Double meurtre dans les Cévennes: ce que l'on sait du tireur présumé

L’homme qui a abattu son patron et l’un de ses collègues dans un village des Cévennes n’a pas exprimé de regrets mais s’est montré «très coopératif», a constaté ce 16 mai le chef de la section de recherches de Nîmes, tandis que le procureur a annoncé qu’il avait été mis en examen pour assassinats.
Sputnik

Le principal suspect dans l'affaire du double meurtre dans les Cévennes, Valentin Marcone, a été mis en examen ce 16 mai pour «assassinats», a fait savoir le procureur de la République de Nîmes, Éric Maurel. Le tueur avait fui dans la forêt après avoir tué, mardi 11 mai, son patron et l’un de ses collègues dans la scierie où il travaillait.
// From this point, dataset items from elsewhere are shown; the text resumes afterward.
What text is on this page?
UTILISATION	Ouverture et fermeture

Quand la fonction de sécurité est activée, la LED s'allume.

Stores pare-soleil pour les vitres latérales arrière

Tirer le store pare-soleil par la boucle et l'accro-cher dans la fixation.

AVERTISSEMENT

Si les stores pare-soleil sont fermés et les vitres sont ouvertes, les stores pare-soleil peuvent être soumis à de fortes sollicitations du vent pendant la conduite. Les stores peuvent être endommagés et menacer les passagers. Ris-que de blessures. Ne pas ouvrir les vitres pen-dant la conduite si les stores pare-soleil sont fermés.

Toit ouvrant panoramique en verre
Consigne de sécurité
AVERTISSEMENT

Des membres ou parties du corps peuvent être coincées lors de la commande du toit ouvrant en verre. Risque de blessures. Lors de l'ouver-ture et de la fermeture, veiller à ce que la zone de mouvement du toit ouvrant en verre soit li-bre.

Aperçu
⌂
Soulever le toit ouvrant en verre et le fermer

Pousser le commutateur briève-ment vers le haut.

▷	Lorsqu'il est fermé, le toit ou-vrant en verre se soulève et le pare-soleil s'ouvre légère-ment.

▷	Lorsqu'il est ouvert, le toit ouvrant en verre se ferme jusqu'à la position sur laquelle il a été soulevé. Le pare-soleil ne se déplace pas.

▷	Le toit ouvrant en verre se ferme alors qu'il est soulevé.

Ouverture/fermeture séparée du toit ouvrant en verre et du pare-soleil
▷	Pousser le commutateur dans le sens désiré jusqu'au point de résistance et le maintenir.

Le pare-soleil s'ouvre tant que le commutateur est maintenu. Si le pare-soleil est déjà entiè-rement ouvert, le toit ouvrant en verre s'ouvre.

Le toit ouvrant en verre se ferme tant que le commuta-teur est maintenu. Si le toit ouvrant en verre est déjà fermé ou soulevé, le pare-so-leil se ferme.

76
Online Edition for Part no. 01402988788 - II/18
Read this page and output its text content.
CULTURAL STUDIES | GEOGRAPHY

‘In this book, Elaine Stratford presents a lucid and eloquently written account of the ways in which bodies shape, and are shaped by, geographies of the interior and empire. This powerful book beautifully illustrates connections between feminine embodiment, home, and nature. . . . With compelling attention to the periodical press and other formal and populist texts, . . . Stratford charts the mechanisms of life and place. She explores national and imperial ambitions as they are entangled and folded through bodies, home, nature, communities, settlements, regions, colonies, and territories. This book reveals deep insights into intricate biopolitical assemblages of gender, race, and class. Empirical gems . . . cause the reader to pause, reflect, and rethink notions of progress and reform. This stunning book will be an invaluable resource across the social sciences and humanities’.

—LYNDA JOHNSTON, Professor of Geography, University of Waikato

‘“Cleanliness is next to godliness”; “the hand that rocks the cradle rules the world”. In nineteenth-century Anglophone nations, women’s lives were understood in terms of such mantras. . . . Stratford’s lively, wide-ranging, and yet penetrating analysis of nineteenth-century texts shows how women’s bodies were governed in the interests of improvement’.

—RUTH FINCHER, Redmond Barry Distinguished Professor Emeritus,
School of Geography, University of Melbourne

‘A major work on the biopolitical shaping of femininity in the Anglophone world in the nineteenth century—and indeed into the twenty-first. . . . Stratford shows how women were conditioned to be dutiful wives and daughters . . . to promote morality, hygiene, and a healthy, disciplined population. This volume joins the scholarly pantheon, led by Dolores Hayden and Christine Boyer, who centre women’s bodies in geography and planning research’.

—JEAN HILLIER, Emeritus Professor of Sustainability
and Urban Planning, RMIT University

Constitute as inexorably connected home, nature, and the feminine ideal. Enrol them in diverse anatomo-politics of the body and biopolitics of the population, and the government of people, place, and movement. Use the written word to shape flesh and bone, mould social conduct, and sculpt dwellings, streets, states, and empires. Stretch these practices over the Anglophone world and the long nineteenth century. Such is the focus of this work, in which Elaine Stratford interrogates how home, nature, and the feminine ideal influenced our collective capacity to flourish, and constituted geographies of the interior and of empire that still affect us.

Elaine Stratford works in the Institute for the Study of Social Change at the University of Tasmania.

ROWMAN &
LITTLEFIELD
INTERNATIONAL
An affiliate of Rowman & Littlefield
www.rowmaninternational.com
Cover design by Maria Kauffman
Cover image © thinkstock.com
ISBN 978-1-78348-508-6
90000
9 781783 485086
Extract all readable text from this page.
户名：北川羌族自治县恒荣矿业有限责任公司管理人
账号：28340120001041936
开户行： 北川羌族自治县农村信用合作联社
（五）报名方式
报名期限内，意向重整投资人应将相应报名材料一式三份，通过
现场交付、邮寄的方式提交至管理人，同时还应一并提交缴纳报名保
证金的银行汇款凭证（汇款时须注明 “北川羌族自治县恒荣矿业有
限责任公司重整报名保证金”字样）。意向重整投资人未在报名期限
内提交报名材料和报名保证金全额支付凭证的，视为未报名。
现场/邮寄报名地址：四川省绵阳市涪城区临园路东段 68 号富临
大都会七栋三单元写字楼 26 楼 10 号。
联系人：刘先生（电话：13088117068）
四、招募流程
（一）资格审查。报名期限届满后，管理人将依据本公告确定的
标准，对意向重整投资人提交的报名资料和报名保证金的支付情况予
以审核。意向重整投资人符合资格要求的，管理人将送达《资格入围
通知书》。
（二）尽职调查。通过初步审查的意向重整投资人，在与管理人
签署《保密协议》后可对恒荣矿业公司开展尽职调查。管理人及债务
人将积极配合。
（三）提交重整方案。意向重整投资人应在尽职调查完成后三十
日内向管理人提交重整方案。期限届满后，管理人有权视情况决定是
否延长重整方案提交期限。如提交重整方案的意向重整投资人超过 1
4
Il se considère comme «une victime»

Le commandant de la section de recherches de la gendarmerie de Nîmes, Bertrand Michel, a assuré ce dimanche que le tueur des Cévennes ne regrettait rien.

«Il n’exprime pas de regrets au sens strict du terme», a-t-il déclaré au sujet de Valentin Marcone.

Il a rappelé que l’homme avait tout de même formulé des excuses au moment de son interpellation, mais qu’il n’était pas évident si celles-ci étaient destinées aux familles des victimes, aux forces de l’ordre ou au village tout entier.

«Il n’a pas fait part de regrets puisqu’il se positionne comme une victime qui a réagi face à quelque chose qu’il considère comme une agression», a lancé Bertrand Michel.

Il se rendait au travail en «gilet pare-balles depuis trois ans»

Valentin Marcone a été écroué et a «gardé le silence devant le juge d'instruction», a noté le procureur.

«Il a dit avoir eu, le matin du drame, une altercation avec son employeur et un collègue à propos du paiement d'heures supplémentaires», a-t-il indiqué lors d’une conférence de presse.

Au mépris de suppositions faites précédemment, «rien ne permet de dire qu'il soit paranoïaque», a poursuivi Éric Maurel. Il a rappelé que l’homme «ressentait de la peur vis-à-vis de certaines personnes du village», ce qui l’avait conduit à porter au travail «un gilet pare-balles depuis trois ans et une arme depuis plusieurs mois».

Il s’est montré «très coopératif»

Bertrand Michel a constaté que l’homme s’était «montré très coopératif» et avait expliqué «son passage à l'acte et ses raisons ainsi que sa fuite».

«L'élément supplémentaire [du passage à l’acte, ndlr] a pu venir, selon ses déclarations, d'une conversation entre son patron et son collègue sur son licenciement pour faute grave», a-t-il précisé.

Cette discussion pourrait expliquer «sa décision violente, disproportionnée et radicale», a-t-il ajouté.

Au moins 350 gendarmes, ainsi que des hélicoptères et des drones avaient été déployés dans l’opération de recherches. L’homme s’est rendu vendredi sans résistance. Sa fuite aura duré 83 heures.